John Carey links these stories to the Norse myth by suggesting that Odin created Mimir’s well by giving up his eye; this caused the water to gush forth so they could both drink from it. (He also refers to the myth of Boand, who profaned a sacred well and drowned when it rose up against her. In some versions, she also lost an eye and/or was warned that her eyes would burst if she went there. You could say she was an unsuccessful Odin.)
Of course the main difference between Odin and Brigit is that she got her eye back. But while Odin is usually described as a one-eyed old man, he can see to cast a spear. So either he has his eye when he needs it, or perhaps he no longer needs it at all.

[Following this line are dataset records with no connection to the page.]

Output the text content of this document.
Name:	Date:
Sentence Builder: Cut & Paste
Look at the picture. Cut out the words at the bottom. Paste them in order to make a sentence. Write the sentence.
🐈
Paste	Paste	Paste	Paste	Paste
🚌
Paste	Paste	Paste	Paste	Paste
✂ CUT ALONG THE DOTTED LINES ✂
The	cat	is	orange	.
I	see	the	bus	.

The link between wells and eyes is a simple one: both are round, contained within a firm boundary, and glimmer with reflected light. Both have depths that cannot be seen, and are full of liquid. Brigit’s wells often cured blindness or eye diseases, and one, at Faughart, had an Eye Stone where pilgrims could bathe their eyes.2
Poetry and Sight
I’m not suggesting that the god/dess of poetry and poets would be unusually clear-sighted, but it is interesting that both Odin and Brigit lose an eye, have second sight, and can make others see illusions or see through them.
Also, sight in earlier times could be understood as an active thing:
Heroes and kings, including such diverse figures as Thórr, Sigurðr Fáfnisbani, and St. Ólafr, are said to have sharp eyes, which Annette Lassen argues is indicative of masculine strength. The piercing gaze reveals heroic nature, even through disguises. (Jacobs: 156)

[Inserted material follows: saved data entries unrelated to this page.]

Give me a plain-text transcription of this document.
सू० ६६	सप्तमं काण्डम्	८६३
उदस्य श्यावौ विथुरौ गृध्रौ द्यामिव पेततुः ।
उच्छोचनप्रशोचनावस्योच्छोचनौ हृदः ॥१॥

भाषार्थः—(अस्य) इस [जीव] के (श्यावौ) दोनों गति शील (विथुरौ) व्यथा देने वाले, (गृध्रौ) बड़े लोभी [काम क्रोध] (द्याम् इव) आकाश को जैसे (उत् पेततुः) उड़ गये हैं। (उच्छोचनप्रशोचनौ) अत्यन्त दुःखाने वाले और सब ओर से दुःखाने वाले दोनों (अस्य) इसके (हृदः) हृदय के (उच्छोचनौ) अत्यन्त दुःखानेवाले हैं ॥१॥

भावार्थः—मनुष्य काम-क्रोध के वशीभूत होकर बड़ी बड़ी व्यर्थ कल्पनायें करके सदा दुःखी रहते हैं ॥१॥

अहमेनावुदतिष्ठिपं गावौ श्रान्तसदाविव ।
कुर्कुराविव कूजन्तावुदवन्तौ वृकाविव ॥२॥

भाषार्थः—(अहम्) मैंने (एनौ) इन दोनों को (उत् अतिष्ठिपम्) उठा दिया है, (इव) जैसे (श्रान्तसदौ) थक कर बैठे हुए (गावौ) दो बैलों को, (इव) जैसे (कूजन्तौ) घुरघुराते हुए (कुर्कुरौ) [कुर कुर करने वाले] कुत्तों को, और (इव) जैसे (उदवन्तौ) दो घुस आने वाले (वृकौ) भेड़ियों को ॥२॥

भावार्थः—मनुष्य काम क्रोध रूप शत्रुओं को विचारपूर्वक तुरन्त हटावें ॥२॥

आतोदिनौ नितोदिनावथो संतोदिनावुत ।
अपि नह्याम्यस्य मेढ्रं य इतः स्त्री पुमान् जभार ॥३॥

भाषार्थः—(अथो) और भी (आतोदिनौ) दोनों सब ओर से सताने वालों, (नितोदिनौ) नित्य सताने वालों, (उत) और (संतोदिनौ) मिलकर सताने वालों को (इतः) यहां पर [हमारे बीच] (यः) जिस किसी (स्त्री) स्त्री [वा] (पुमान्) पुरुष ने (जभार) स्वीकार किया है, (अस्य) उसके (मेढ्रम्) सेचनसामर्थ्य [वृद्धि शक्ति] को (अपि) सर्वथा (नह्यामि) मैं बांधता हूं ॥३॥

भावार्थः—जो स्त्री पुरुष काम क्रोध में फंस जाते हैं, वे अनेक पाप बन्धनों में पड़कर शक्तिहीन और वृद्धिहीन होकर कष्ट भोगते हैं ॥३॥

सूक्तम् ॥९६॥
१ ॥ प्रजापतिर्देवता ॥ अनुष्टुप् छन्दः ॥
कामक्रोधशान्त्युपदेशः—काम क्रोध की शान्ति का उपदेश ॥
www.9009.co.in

It is fitting that heroic characters have “piercing” gazes, directed outwards. But perhaps these myths about losing an eye reflect the poet’s or seer’s experience: being able to see in two worlds at once, and constantly moving between the two. Odin manifests as a one-eyed man to remind us that he has an eye in both worlds, so to speak, while Brigit takes hers in and out as she pleases.

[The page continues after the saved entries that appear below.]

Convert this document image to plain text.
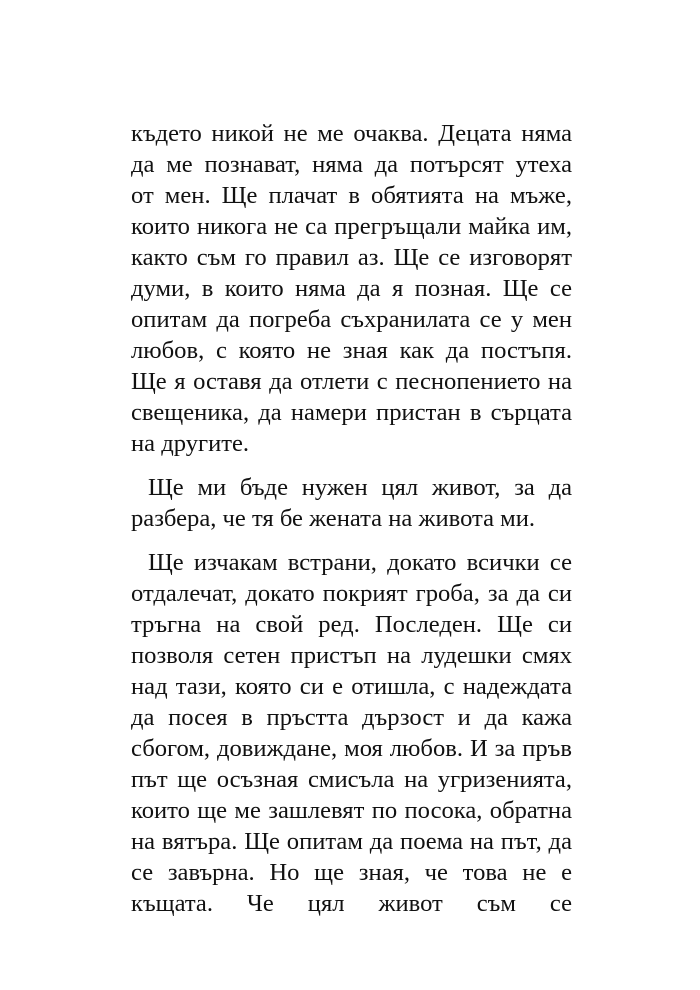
където никой не ме очаква. Децата няма
да ме познават, няма да потърсят утеха
от мен. Ще плачат в обятията на мъже,
които никога не са прегръщали майка им,
както съм го правил аз. Ще се изговорят
думи, в които няма да я позная. Ще се
опитам да погреба съхранилата се у мен
любов, с която не зная как да постъпя.
Ще я оставя да отлети с песнопението на
свещеника, да намери пристан в сърцата
на другите.
Ще ми бъде нужен цял живот, за да
разбера, че тя бе жената на живота ми.
Ще изчакам встрани, докато всички се
отдалечат, докато покрият гроба, за да си
тръгна на свой ред. Последен. Ще си
позволя сетен пристъп на лудешки смях
над тази, която си е отишла, с надеждата
да посея в пръстта дързост и да кажа
сбогом, довиждане, моя любов. И за пръв
път ще осъзная смисъла на угризенията,
които ще ме зашлевят по посока, обратна
на вятъра. Ще опитам да поема на път, да
се завърна. Но ще зная, че това не е
къщата. Че цял живот съм се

And finally, one heathen group’s take on Odin’s sacrifice:
1. I know this seems strange, but it helps to think of deities as being made of Lego or putty – they can be taken apart and put back together again, unlike us, or even have new bits added on, like Ganesha’s head.↩
2. Another connection to Boand: the other two stones are a head stone and a knee stone, echoing how Boand was strewn across the landscape.↩
Byock, Jesse 2005: The Prose Edda. Kindle.
Carey, John 1983: “Irish Parallels to the Myth of Odin’s Eye”, Folklore 94/2: 214-8. (pdf here)
Jacobs, M.A. 2014: “Hon stóð ok starði: Vision, Love and Gender in Gunnlaugs saga ormstungu,” Scandinavian Studies 86/2: 148-68.